La mostra “Art drive in” al parking Thermae di Merano (2003) e la nascita della facoltà di Design dell’Università di Bolzano.
«Sì. Hanno influito molto. Ho curato la mostra Art drive in perché mi interessava inserire l’arte in un non luogo. Mi era stato richiesto perché uno degli ingegneri del parcheggio conosceva la mia aspirazione artistica. Fu un passaggio importante, perché mi ha riavvicinato agli artisti. Mentre mi ha allontanato da compagni di strada che mi criticavano perché non amavano le nuove terme. Un lavoro che ora non rifarei ma che è stato importante. Per quel che riguarda l’università, dirigevo un tema di professionisti del design e dell’arte che ha costituito l’accademia del design di Bolzano. Ci ispiravamo al Bauhaus e lavoravamo a un progetto trasversale di didattica. Purtroppo, la libera concezione di questa accademia mal si adattava alla rigidità accademiche. Io e altri professionisti siamo rimasti vittime di una legislazione universitaria che prevedeva che il comitato costituente fosse formato da almeno il 50% di docenti universitari e così siamo rimasti fuori da una facoltà che oggi fa anche cose interessanti nonostante il rigido apparato amministrativo. Si tratta di una vicenda che mi ha fortemente deluso, spinto verso altri campi e verso le origini. Mi si fosse aperta la strada accademica non avrei avuto togliermi tutte le soddisfazioni che mi sto togliendo adesso».

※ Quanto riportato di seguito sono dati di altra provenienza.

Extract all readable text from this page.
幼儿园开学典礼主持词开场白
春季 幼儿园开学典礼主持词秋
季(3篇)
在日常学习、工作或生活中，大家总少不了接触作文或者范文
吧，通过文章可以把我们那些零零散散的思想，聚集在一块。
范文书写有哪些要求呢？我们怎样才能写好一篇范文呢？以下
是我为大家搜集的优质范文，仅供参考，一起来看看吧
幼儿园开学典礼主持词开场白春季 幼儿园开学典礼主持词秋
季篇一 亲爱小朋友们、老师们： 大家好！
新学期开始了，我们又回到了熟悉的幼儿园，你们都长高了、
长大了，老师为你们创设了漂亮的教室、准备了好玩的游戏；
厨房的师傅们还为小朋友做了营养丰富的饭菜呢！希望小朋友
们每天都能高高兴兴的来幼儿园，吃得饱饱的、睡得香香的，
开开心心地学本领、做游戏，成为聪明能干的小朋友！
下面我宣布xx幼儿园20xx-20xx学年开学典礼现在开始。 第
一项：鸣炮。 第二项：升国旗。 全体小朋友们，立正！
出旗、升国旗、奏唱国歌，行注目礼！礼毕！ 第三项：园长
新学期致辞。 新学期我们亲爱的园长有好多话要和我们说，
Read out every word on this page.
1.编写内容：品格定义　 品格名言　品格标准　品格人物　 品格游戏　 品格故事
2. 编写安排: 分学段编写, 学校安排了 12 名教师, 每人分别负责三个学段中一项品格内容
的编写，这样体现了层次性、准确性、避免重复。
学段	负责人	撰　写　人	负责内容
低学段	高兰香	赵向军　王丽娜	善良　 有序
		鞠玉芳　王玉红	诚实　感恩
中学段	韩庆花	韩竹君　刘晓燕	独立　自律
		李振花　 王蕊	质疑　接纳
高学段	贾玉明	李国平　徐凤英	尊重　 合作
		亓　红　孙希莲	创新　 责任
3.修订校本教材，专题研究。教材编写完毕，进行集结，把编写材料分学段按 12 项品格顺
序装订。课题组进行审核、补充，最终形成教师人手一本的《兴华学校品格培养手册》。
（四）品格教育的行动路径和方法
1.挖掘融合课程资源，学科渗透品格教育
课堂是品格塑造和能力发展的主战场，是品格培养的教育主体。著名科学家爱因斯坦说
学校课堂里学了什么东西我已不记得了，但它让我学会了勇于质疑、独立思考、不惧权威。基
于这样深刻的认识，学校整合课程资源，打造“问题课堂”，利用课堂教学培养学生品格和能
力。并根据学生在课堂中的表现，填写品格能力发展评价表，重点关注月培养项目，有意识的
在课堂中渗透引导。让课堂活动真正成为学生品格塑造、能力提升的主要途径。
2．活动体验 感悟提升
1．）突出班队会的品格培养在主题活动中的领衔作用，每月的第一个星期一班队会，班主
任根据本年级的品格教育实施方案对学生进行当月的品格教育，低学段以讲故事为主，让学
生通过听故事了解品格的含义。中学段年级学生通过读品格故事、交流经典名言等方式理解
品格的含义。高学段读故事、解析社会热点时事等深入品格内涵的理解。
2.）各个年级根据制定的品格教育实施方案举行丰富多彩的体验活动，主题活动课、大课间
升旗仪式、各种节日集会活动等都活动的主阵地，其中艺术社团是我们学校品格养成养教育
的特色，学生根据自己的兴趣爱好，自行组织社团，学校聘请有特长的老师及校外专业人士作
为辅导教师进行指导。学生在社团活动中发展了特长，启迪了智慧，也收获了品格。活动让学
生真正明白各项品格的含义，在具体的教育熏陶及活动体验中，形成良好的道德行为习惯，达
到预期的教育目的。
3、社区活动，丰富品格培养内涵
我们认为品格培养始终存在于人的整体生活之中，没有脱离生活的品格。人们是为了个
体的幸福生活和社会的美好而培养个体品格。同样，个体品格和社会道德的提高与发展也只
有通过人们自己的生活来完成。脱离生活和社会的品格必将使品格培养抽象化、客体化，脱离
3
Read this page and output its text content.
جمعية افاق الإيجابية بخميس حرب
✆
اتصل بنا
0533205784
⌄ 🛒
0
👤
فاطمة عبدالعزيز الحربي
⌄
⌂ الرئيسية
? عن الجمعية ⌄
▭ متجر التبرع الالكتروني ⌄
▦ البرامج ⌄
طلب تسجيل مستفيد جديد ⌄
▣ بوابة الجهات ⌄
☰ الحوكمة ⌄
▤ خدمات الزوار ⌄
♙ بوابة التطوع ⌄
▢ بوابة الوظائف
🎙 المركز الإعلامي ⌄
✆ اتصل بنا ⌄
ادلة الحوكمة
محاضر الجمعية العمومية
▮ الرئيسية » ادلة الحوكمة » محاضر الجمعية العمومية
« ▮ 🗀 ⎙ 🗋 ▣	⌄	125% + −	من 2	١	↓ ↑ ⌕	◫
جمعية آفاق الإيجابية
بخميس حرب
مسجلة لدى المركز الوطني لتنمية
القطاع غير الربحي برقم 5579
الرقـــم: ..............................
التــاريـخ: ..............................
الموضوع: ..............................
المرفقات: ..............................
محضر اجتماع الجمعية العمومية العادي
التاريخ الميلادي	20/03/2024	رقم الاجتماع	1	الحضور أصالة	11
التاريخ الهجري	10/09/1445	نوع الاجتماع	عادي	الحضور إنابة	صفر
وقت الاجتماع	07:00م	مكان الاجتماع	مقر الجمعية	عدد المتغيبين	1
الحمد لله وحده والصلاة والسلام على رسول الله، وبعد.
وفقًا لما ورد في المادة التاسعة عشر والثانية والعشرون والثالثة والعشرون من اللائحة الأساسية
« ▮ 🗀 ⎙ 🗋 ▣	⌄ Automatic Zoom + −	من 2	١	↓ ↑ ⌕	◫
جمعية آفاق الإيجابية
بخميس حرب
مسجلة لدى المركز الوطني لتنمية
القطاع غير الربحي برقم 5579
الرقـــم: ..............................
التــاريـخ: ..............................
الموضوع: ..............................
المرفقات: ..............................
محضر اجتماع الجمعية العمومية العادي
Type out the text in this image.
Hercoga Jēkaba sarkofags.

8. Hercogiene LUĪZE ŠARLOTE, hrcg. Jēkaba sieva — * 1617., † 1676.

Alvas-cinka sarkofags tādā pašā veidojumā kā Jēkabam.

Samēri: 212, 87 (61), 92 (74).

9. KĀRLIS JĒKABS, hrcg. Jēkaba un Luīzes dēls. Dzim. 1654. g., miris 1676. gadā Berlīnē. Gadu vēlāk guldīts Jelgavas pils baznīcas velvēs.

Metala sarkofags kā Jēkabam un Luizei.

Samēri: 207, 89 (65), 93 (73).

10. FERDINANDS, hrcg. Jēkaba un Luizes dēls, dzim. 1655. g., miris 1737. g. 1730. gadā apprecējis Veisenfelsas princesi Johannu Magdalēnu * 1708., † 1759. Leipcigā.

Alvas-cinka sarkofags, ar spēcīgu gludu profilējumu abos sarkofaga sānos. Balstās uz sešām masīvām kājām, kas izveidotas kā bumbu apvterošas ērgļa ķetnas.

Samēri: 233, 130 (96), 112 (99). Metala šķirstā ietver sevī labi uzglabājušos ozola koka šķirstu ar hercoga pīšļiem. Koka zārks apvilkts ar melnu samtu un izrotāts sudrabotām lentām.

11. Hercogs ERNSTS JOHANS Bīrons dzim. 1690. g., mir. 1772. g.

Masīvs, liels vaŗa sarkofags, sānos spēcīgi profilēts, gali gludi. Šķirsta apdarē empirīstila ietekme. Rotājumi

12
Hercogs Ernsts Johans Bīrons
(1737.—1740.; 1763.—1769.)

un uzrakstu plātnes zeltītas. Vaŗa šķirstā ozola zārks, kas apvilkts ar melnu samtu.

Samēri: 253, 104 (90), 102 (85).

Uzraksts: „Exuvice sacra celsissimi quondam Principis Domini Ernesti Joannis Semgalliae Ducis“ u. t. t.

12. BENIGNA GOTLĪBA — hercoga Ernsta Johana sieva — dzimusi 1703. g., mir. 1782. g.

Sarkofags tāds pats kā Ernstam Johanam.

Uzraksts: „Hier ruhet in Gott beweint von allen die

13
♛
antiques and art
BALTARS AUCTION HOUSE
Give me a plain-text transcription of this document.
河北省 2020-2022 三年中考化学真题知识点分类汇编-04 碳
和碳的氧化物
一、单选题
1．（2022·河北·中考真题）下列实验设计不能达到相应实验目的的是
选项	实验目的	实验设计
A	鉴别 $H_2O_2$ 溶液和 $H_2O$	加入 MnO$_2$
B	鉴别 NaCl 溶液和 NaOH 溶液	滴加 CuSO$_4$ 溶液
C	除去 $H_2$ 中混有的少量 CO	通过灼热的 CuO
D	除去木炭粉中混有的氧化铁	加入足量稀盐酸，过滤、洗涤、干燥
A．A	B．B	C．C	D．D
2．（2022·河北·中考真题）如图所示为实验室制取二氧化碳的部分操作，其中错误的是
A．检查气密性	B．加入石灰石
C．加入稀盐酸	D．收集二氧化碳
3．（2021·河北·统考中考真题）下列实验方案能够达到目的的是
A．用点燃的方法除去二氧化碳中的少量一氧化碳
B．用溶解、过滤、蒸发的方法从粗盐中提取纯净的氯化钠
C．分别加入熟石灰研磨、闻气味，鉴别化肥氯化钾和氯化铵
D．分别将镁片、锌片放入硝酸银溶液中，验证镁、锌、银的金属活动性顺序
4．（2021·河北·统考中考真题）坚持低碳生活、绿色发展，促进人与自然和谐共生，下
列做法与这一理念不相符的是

Come dicono i francesi, “chapeau”, a proposito, il cappello è ormai una parte fondamentale dell’abbigliamento…
«Mi piace molto, è un cappello a falda stretta simile a quello utilizzato dai giovani jazzisti, tanto che da qualche tempo è tornato in auge. Il mio è un ponte tra questo tipo di copricapo e un cappello classico. L’ho comprato a Montagnana, in Veneto, da un cappellaio che ha un’offerta vastissima. Credo rappresenti bene la sintesi tra il vecchio e il nuovo».